THE CUSTOMER JOURNEY – the one thing standing between you and an awesome marketing plan.
Just that little hurdle to overcome and then you’ll be a million times clearer on what activities to do, what copy to create and how to keep your customers coming back for more.

So why is creating a customer journey plan or map so difficult? Especially when you’ve taken all the advice available and even been out to interview customers too?!
Well, there’s a common challenge in customer journey mapping that isn’t always obvious and that often stops teams getting it done and getting it done right.
The good news is that when you fix this challenge, then you’ll have a much easier time of creating your customer journey map and getting on with the real task of executing.
So what’s the challenge?
Well it’s one I’ve seen come up time and again, especially when you have multiple teams collaborating on that all-important vision.
It’s the completely human tendency to revert to ‘me’!
In other words, get a bunch of marketing, sales and product people together and they easily forget about the customer and wind up talking about who is responsible for which bit of the journey, and what that means in terms of tools they do or don’t have, or KPI they are or aren’t hitting.
It’s completely understandable – the natural, human reaction is to try and solve problems, to jump to solutions as soon as the lightbulb goes off and you ‘get’ the customer issue or pain point.
And of course, when you think about the solution, then all you can see is a great big gaping hole of what your business isn’t doing right now.
Sound familiar?
Breath! Don’t let that panic set in.
The solution to customer journey mapping
Luckily, there’s an easy solution. It just requires a certain amount of discipline and usually someone to keep everyone else on track during the whole exercise.
The solution is to separate your true customer journey mapping from your internal roles and responsibilities planning.
In other words, plan different workshops or sessions for these, ideally on different days or even different weeks if you’ve got the time.
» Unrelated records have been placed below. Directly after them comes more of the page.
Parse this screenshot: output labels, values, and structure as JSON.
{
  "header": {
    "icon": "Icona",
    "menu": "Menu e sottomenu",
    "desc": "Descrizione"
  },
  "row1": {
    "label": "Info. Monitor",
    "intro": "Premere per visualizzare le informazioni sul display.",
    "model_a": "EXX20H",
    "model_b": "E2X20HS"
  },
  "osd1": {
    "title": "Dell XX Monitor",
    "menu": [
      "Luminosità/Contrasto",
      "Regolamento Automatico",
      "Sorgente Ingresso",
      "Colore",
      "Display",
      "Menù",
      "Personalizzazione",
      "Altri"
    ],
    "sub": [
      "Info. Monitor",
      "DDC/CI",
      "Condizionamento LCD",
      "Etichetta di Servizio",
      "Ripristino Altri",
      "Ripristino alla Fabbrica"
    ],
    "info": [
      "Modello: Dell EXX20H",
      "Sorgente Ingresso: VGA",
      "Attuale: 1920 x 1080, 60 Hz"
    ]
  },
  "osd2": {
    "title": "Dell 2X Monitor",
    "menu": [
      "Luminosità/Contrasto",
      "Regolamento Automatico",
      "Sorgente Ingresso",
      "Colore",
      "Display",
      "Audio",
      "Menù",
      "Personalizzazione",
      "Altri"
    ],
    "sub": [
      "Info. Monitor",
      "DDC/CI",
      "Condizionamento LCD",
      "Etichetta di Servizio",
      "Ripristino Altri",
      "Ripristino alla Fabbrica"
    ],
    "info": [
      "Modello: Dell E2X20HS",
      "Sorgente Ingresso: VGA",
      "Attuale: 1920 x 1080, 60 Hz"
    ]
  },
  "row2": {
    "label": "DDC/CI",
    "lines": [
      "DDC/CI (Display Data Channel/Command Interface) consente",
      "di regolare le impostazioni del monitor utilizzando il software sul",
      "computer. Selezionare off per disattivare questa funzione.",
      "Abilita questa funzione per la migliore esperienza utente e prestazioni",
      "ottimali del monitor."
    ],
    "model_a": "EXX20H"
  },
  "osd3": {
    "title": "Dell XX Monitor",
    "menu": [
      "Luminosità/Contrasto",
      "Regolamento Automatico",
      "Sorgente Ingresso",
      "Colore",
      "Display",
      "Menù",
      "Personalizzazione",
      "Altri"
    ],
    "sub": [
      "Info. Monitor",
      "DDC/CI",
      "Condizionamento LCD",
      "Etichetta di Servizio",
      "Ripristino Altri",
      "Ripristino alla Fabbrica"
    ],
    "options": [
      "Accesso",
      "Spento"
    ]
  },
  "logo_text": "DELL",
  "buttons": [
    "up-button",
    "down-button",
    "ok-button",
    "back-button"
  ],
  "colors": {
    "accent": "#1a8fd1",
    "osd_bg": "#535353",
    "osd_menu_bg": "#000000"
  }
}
Leave some thinking time in between them, even try out some meditation before each session to get you and your team ‘in the zone’ of your customer or your organization!
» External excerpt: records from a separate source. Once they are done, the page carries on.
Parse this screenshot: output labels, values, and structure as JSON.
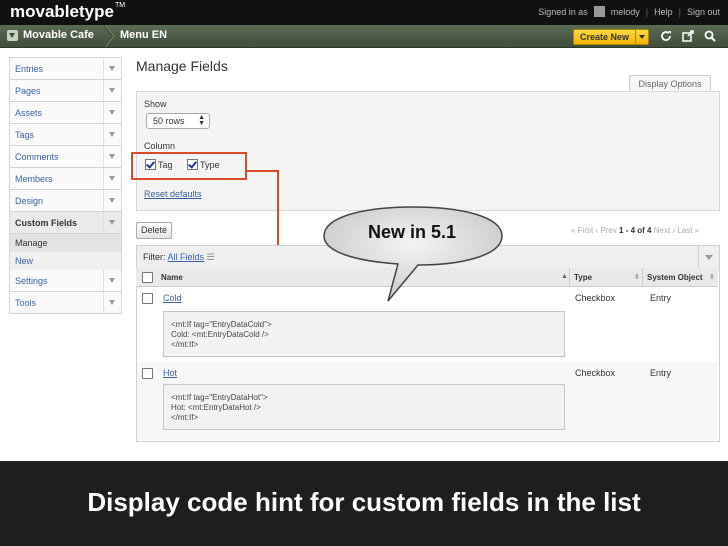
{
  "topbar": {
    "logo": "movabletype",
    "logo_tm": "TM",
    "signed_in_as": "Signed in as",
    "username": "melody",
    "help": "Help",
    "sign_out": "Sign out"
  },
  "nav": {
    "blog_name": "Movable Cafe",
    "menu": "Menu EN",
    "create_new": "Create New"
  },
  "sidebar": {
    "items": [
      {
        "label": "Entries"
      },
      {
        "label": "Pages"
      },
      {
        "label": "Assets"
      },
      {
        "label": "Tags"
      },
      {
        "label": "Comments"
      },
      {
        "label": "Members"
      },
      {
        "label": "Design"
      },
      {
        "label": "Custom Fields"
      }
    ],
    "sub": [
      "Manage",
      "New"
    ],
    "after": [
      {
        "label": "Settings"
      },
      {
        "label": "Tools"
      }
    ]
  },
  "page": {
    "title": "Manage Fields",
    "display_options": "Display Options",
    "show_label": "Show",
    "rows_value": "50 rows",
    "column_label": "Column",
    "col_tag": "Tag",
    "col_type": "Type",
    "reset_defaults": "Reset defaults",
    "delete": "Delete",
    "pager": {
      "first": "« First",
      "prev": "‹ Prev",
      "range": "1 - 4 of 4",
      "next": "Next ›",
      "last": "Last »"
    },
    "filter_prefix": "Filter:",
    "filter_value": "All Fields",
    "headers": {
      "name": "Name",
      "type": "Type",
      "system_object": "System Object"
    },
    "rows": [
      {
        "name": "Cold",
        "type": "Checkbox",
        "system_object": "Entry",
        "code": [
          "<mt:If tag=\"EntryDataCold\">",
          "Cold: <mt:EntryDataCold />",
          "</mt:If>"
        ]
      },
      {
        "name": "Hot",
        "type": "Checkbox",
        "system_object": "Entry",
        "code": [
          "<mt:If tag=\"EntryDataHot\">",
          "Hot: <mt:EntryDataHot />",
          "</mt:If>"
        ]
      }
    ]
  },
  "callout": "New in 5.1",
  "caption": "Display code hint for custom fields in the list",
  "colors": {
    "accent_red": "#d94b2b",
    "nav_green": "#4d5c47",
    "create_yellow": "#f2b400",
    "link_blue": "#3863a8"
  }
}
Just one strong piece of advice:
Be sure to do the customer journey mapping first!
As that’s what’s important – your customer. This needs to drive the second part of the equation rather than the other way around.
Now to help settle some arguments – what exactly should you cover within each session? Where does the customer stuff end and the internal stuff begin?
Here’s a simple chart to help separate the goals for each session. It’s worth having this up on the wall where you’re running the session too so you can keep reminding yourself of what you are (and are not!) there to cover.
Customer Journey Map |
Internal Processes, R&Rs and Tools |
Externally focused | Internally focused |
Concentrates on customer behaviors, pain points and goals | Concentrates on internal processes, roles and responsibilities, organizational challenges and business goals |
Usually needs: – Customer research and interviews – Analytics – Data points on things like customer churn, retention rates, etc. |
Usually needs: – Internal workshops – In-depth process mapping – Clear business goals and objectives – Data points against the current goals and objectives |
Helps to: – Improve understanding about customers – Identify gaps in the customer experience, e.g. with onboarding or retention – Contribute towards better messaging across external comms |
Helps to: – Clarify roles and responsibilities – Identify ownership of certain sales, marketing and product activities – Pinpoint gaps in the tech stack – Contribute towards budgeting |
Customer journey mapping doesn’t have to difficult – if you make sure to separate the customer side from the internal one, then achieving that all-important, end-to-end vision is truly worth it in the end.
Not only that, but you can use the customer journey to both understand your customer better, and work out how to improve your internal processes. Which will ultimately help to increase your conversion rates and customer experience!